The chromosomal locations of six MYB genes were identified via deletion analysis or linkage mapping (Table 5; Fig. 1). The low level of polymorphism in molecular markers derived from functional genes such as EST-SSR (Park et al. 2005; Guo et al. 2007) or cDNA probe-based STS or RFLP (Rong et al. 2004) among mapping parents has hindered their use in candidate gene mapping. Results presented here show the great potential for using SNP markers to tag functional genes and improve the comparative maps in cotton.

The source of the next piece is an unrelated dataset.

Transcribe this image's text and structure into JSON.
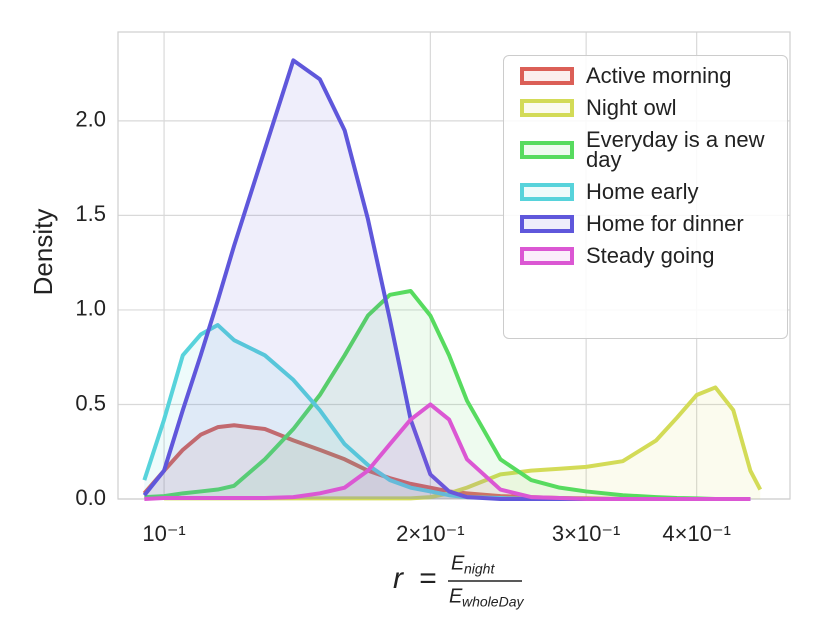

Previous studies have led to the discoveries of important QTL on different chromosomes in cotton. A comprehensive summary of the previously reported cotton fiber quality and yield component traits related QTL on the same chromosomes as the six MYB genes are summarized in Table 5. Analyses on the effects of chromosome-specific introgression in Upland cotton indicated that substitutions for chromosomes 16 and 18 from 3-79 had additive effects related to reduced yield (Saha et al. 2006a). These chromosomes are the locations of MYB1 and MYB4 genes. Further studies using topcrosses of 13 CS-B lines with five commercial cultivars showed that chromosomes 7 and 18 (locations of gene MYB4 and MYB1, respectively) had additive effects for fiber strength (Jenkins et al. 2007). Given the role of MYB transcription factors in fiber cell initiation and expansion, the agreement of the chromosomal locations between MYB genes and previously reported fiber yield and quality QTL suggested these SNP markers may be useful in studying the association between important fiber development genes and economically important QTL in cotton.